The regulations governing EB-5 Immigrant Investor Visa Program in the USA were amended On July 24, 2019, by the Homeland Security Department. These reflect statutory modifications and modernization of the EB-5 program. Presently, one can obtain the permanent visa by invest $500k in such businesses that create 10 jobs in a top unemployment area; or invest $1million in any place of the U.S., and create ten jobs.
The changes, significant to investors from India are:
• Increased amount of minimum investment and exclusion of $500k investment level,
• Priority date retention to some EB-5 investors, and
• High standards for target employment areas
This rule will take effect on November 21, 2019, and the intervening time is essential for investors.
The Increased Level of Investment
These Investor levels were revised to reveal the contemporary dollar value of the invested amount and were established in 1990. The authorities now adjusted the amounts accommodating the inflation happening from 1990 till 2015, measured through the Consumer Price Index. The new amount is set for adjustment in every five years in the future calculated on the CPI. The $1 million level is set to increase to $1.8 million, and the level for investments in target employment areas will be $900k from $500k.
Priority Date retention:
Some of the EB-5 petitioners can retain the priority date when the EB-5 petition is approved first. This is supportive to petitioners since in case the invested business collapses or cannot support the required job creation, a substitute investment can be put in its place, and the petitioner can retain the priority date in the visa category. The retention of priority date permits a petitioner, in maintaining the place, and also to find another suitable business, for investing. An Indian investor can get a conditional visa following submission of form I-526 petition and on approval, without waiting in the back-log line.

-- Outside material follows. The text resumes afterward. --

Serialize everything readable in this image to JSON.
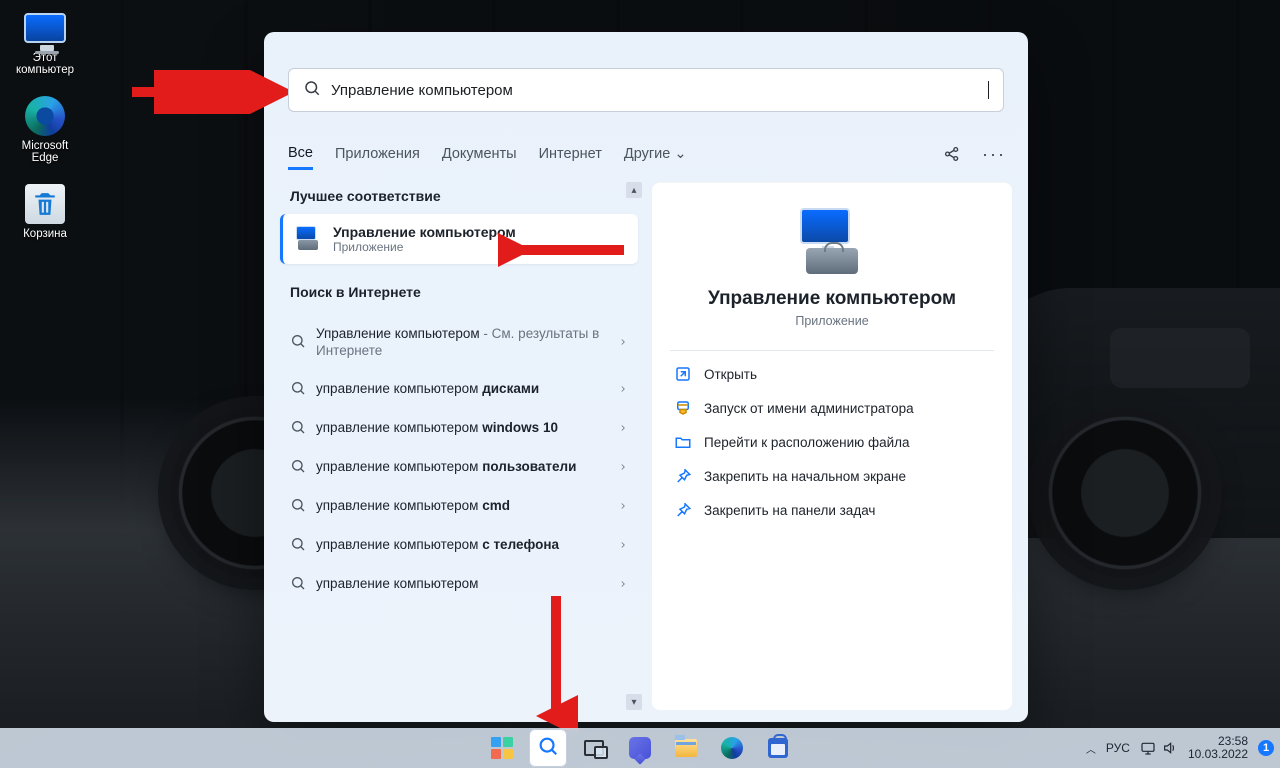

The new rule will also eliminate ability of each state to designate some areas to be high unemployment, and assigns this task to the Department. This new rule will prove difficult for businesses to demonstrate that they are a part of high unemployment census. States like California made TEA Designations enthusiastically obtainable. This change will also reduce the amount of business that can qualify as the TEA. For all Indian investors, this means fewer businesses that qualify as a TEA, and obtaining the investor visas by spending $900k.